In seiner Schweizer Heimat Linthal betreibt Schiesser eine Buntweberei. Um die Vorteile der Zollunion im Deutschen Reich zu nutzen, zieht er 1875 nach Radolfzell am Bodensee. In einem gemieteten Tanzsaal beginnt er, auf Rundstrickstühlen Unterwäsche mit dehnbaren Maschen herzustellen.

Historische Karton mit Schiesser-Unterwäsche

Historische Karton mit Schiesser-Unterwäsche

Bereits im Jahr darauf errichtet Schiesser eine kleine Fabrik in Radolfzell. Bald beschäftigt er hundert Mitarbeiter; das Werk wird ausgebaut und drei Filialen, unter anderem in Bukarest, gegründet. Um 1900 stehen weit über tausend Beschäftigte bei Schiesser in Lohn und Brot, die pro Tag rund 12.000 Wäschestücke produzieren.

Schiessers kurze und lange Unterhosen, Nachthemden und Unterröcke aus indischer Nesselfaser werden mit Auszeichnungen überhäuft. Bei der Weltausstellung in Paris verleiht man ihm den "Grand Prix". Seine sogenannte "Abhärtungswäsche" gilt als sehr hygienisch, da sie gut waschbar und luftdurchlässig ist. Auch die Soldaten des Kaiserreichs tragen sie unter ihren Uniformen.

Die Geburtsstunde des Feinripp

Rund 80 Prozent seiner Ware exportiert Schiesser ins Ausland, bis nach Afrika und Asien. "Schiesser sitzt wie eine zweite Haut", rühmt die Reklame. Doch auf dem Höhepunkt des Erfolgs verliert der größte Trikotagen-Hersteller im Deutschen Reich seinen Patriarchen.

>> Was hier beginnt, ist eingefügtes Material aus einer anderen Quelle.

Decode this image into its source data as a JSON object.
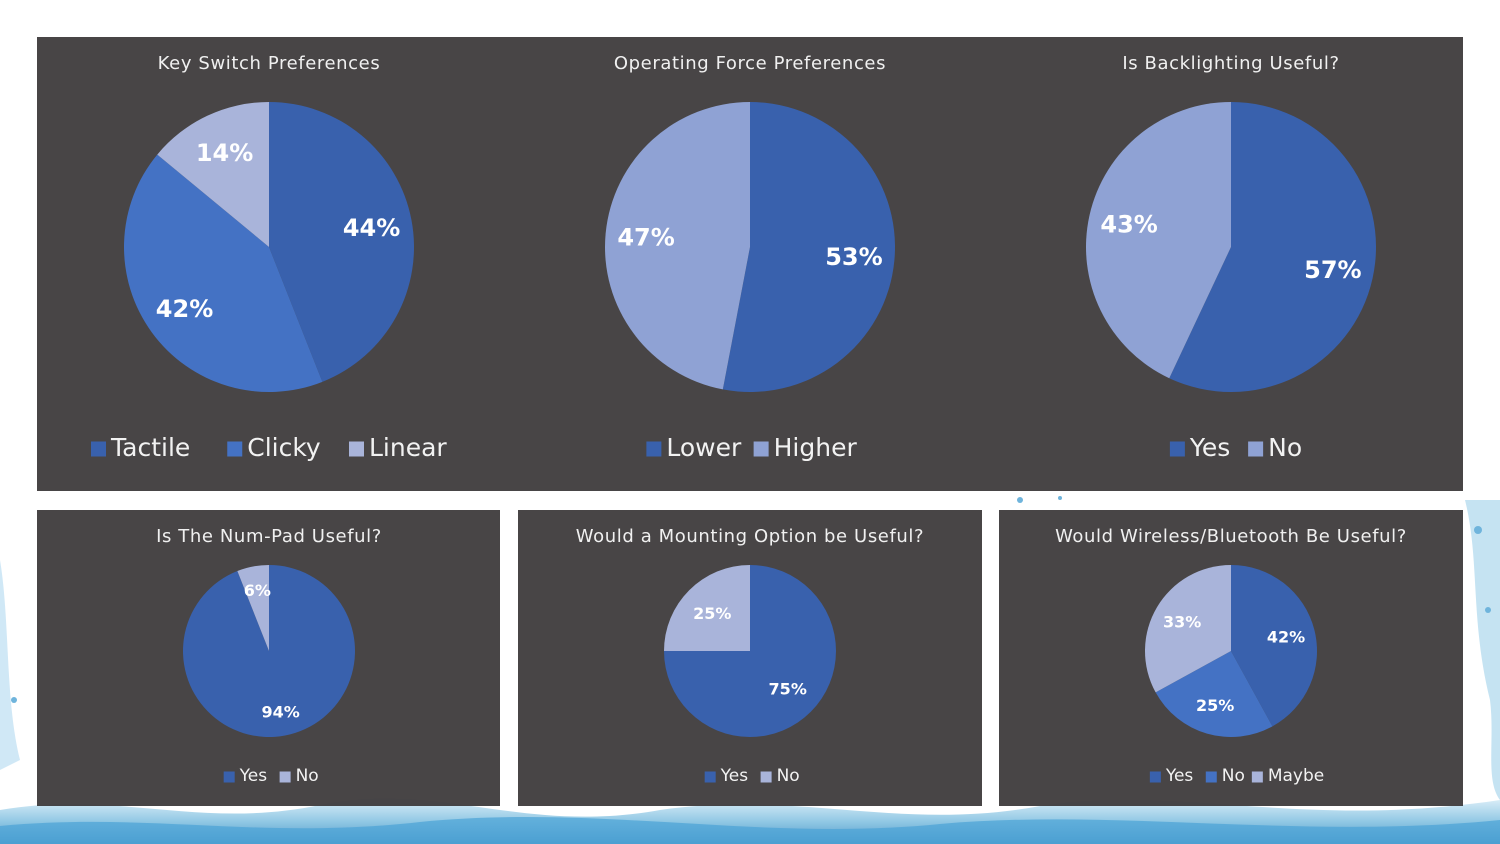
{
  "colors": {
    "dark_blue": "#3961ad",
    "mid_blue": "#4472c4",
    "light_blue": "#8fa2d4",
    "pale_blue": "#a9b4da",
    "panel_bg": "#3d393a"
  },
  "chart_data": [
    {
      "type": "pie",
      "title": "Key Switch Preferences",
      "categories": [
        "Tactile",
        "Clicky",
        "Linear"
      ],
      "values": [
        44,
        42,
        14
      ],
      "labels": [
        "44%",
        "42%",
        "14%"
      ],
      "colors": [
        "#3961ad",
        "#4472c4",
        "#a9b4da"
      ],
      "legend": "bottom"
    },
    {
      "type": "pie",
      "title": "Operating Force Preferences",
      "categories": [
        "Lower",
        "Higher"
      ],
      "values": [
        53,
        47
      ],
      "labels": [
        "53%",
        "47%"
      ],
      "colors": [
        "#3961ad",
        "#8fa2d4"
      ],
      "legend": "bottom"
    },
    {
      "type": "pie",
      "title": "Is Backlighting Useful?",
      "categories": [
        "Yes",
        "No"
      ],
      "values": [
        57,
        43
      ],
      "labels": [
        "57%",
        "43%"
      ],
      "colors": [
        "#3961ad",
        "#8fa2d4"
      ],
      "legend": "bottom"
    },
    {
      "type": "pie",
      "title": "Is The Num-Pad Useful?",
      "categories": [
        "Yes",
        "No"
      ],
      "values": [
        94,
        6
      ],
      "labels": [
        "94%",
        "6%"
      ],
      "colors": [
        "#3961ad",
        "#a9b4da"
      ],
      "legend": "bottom"
    },
    {
      "type": "pie",
      "title": "Would a Mounting Option be Useful?",
      "categories": [
        "Yes",
        "No"
      ],
      "values": [
        75,
        25
      ],
      "labels": [
        "75%",
        "25%"
      ],
      "colors": [
        "#3961ad",
        "#a9b4da"
      ],
      "legend": "bottom"
    },
    {
      "type": "pie",
      "title": "Would Wireless/Bluetooth Be Useful?",
      "categories": [
        "Yes",
        "No",
        "Maybe"
      ],
      "values": [
        42,
        25,
        33
      ],
      "labels": [
        "42%",
        "25%",
        "33%"
      ],
      "colors": [
        "#3961ad",
        "#4472c4",
        "#a9b4da"
      ],
      "legend": "bottom"
    }
  ]
}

Am 18. August 1913 stirbt Jacques Schiesser an Herzversagen. Sein Neffe Jean übernimmt die Firma und wandelt sie in eine Aktiengesellschaft um. Unter seiner Ägide schlägt 1923 die Geburtsstunde der bis heute bekanntesten Schiesser-Produkte: Feinripp-Unterwäsche aus Baumwolle.